Saturday, October 13, 2018
Mitochondria diabetes and cancer
Mitochondria diabetes and cancer
or 'cancerous cell love sugar, what better recommendation can you have?'
How and why do ‘normal’ somatic cells go rogue and become cancers? So much is known of the ‘how’ and in such mind-boggling detail one would have thought that some ‘motive’ would have been uncovered by now.
Of course I don’t really mean to imply higher levels of heretical motivation to single cells going about their daily tasks as part of a multicellular collective, or do I? No-one after all would be embarrassed to speculate as to why say an amoeba did something or another. They might say “ this behaviour is an adaptive response to a chemical diffusing in its environment’ as it duly swims away exhibiting what they would term negative-chemotaxis.

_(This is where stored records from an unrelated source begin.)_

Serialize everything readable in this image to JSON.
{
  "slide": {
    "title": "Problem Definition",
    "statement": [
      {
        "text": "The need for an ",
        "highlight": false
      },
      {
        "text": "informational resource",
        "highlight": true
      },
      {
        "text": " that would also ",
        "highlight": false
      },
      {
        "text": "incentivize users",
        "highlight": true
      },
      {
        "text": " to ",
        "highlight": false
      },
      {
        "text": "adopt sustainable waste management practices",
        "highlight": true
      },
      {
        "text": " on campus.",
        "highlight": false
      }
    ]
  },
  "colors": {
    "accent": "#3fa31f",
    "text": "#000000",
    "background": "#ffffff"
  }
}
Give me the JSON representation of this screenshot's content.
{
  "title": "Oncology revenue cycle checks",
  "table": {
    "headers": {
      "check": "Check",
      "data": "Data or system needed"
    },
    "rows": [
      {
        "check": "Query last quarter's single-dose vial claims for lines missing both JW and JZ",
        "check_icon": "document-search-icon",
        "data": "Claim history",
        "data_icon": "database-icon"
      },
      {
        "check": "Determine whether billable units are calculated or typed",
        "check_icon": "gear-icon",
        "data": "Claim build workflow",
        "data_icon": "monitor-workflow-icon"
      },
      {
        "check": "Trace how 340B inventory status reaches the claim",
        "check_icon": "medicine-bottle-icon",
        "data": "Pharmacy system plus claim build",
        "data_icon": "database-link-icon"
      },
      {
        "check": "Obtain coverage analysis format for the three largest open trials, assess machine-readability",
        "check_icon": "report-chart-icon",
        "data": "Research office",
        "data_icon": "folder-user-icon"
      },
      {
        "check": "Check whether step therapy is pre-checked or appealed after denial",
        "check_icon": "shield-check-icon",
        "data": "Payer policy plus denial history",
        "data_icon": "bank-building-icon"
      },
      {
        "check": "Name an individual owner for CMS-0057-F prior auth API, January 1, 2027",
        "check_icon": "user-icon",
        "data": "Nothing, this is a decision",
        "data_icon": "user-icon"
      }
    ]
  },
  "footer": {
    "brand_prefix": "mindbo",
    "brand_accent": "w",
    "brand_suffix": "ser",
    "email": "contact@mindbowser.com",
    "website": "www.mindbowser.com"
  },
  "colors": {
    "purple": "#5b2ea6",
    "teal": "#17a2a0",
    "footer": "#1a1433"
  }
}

Cells in a multicellular organism could equally do what they will but they normally don’t. They don’t because:
a) They are physically prevented from moving being as they are part of tissues like liver, muscle kidney and so on.
b)They have stopped dividing, these are called post-mitotic cells and form the bulk of a multicellular creature’s body like our own.
Cancers rarely form from cells in these situations, however cells near the outer boundaries of tissues or which form part of the circulating cells ( in blood or lymph) are much more likely to rebel ... being both able to divide and even move. So most cancers are from dividing tissues ( skins or epithelia as called eg: the skin lining the outer shell, the gut, mouth, gullet, womb, cervix, lung, breast ) and mobile tissues ( blood cancers , testicular, ovarian).
More rarely, much more rarely, cells deep within tissues rebel; the common cancers above are called carcinomas the latter sarcomas. Whatever, it looks like opportunity is as always an important factor in transgression from virtue to rogue. Sticking with this the theme of opportunity. What metabolic cue can provide even more opportunity? I think the answer is sugar. Here’s why.
It is well known that the eukaryote cell is a chimera, albeit an ancient and well integrated one between an anaerobic host and the aerobic symbiont the bacteria-like mitochondrion.
Biochemically the putative host’s metabolism is sugar processing and the mitochondrion is able to take the host’s sugar waste products as well as their own normal fatty foods and fully oxidise them liberating a lot of energy, enough indeed to build a big complex multicellular creature like us. This is the orthodoxy of student biochemistry, glycolysis followed by oxidative phosphorylation.
Mitochondria are the accidental ‘guests’ that make the miracle of the modern cell.
But, at the end of the day, bacterial-like invasion of a cell, no matter how ‘beneficial’, is an invasion to be fought … given the opportunity. It is well documented that cancer cells suppress mitochondria, preventing them from dividing and respiring. Sugar metabolism is enough for cancers to get by and divide, albeit normally very slowly. But why suppress mitochondria? Surely more energy is a bonus if you want to grow quickly? The obvious answer is that this is personal. They want mitochondria gone.
It is now also becoming well known that Type 2 diabetes is strongly associated with cancer.
Unsurprisingly, diabetic and more significantly perhaps pre-diabetic conditions are associated with elevated blood glucose levels. Technically I mean elevated fasting glucose levels, that is higher than normal blood sugar when not actually eating sugar. This in my opinion is nothing less than adding another opportunity for a cell ‘wanting’ to return to its origins.
To add motivation to opportunity, how would one eject invaders from your cell? There is no real way to do this directly … but, if you divide repeatedly, and have already prevented the 'invader' from reproducing, then some cells will become free from the infection ... applying the simple maths of dilution.
In short, cancer could be a defence albeit atavistic in the extreme to the invasion of the host cell by mitochondria. This reaction is effectively and normally comprehensively suppressed in a multicellular organism and any opportunistic rogue cells are ruthlessly destroyed by the marauding defensive immune-police.
But what about tipping the balance? Rapidly dividing cells in a sugary environment might just have enough opportunities lined up for one or two to be successful rogue 'start-ups'.
If then time reduces immune surveillance through old age or stress then the ancient 'saccharophile' gts its chance to fight back.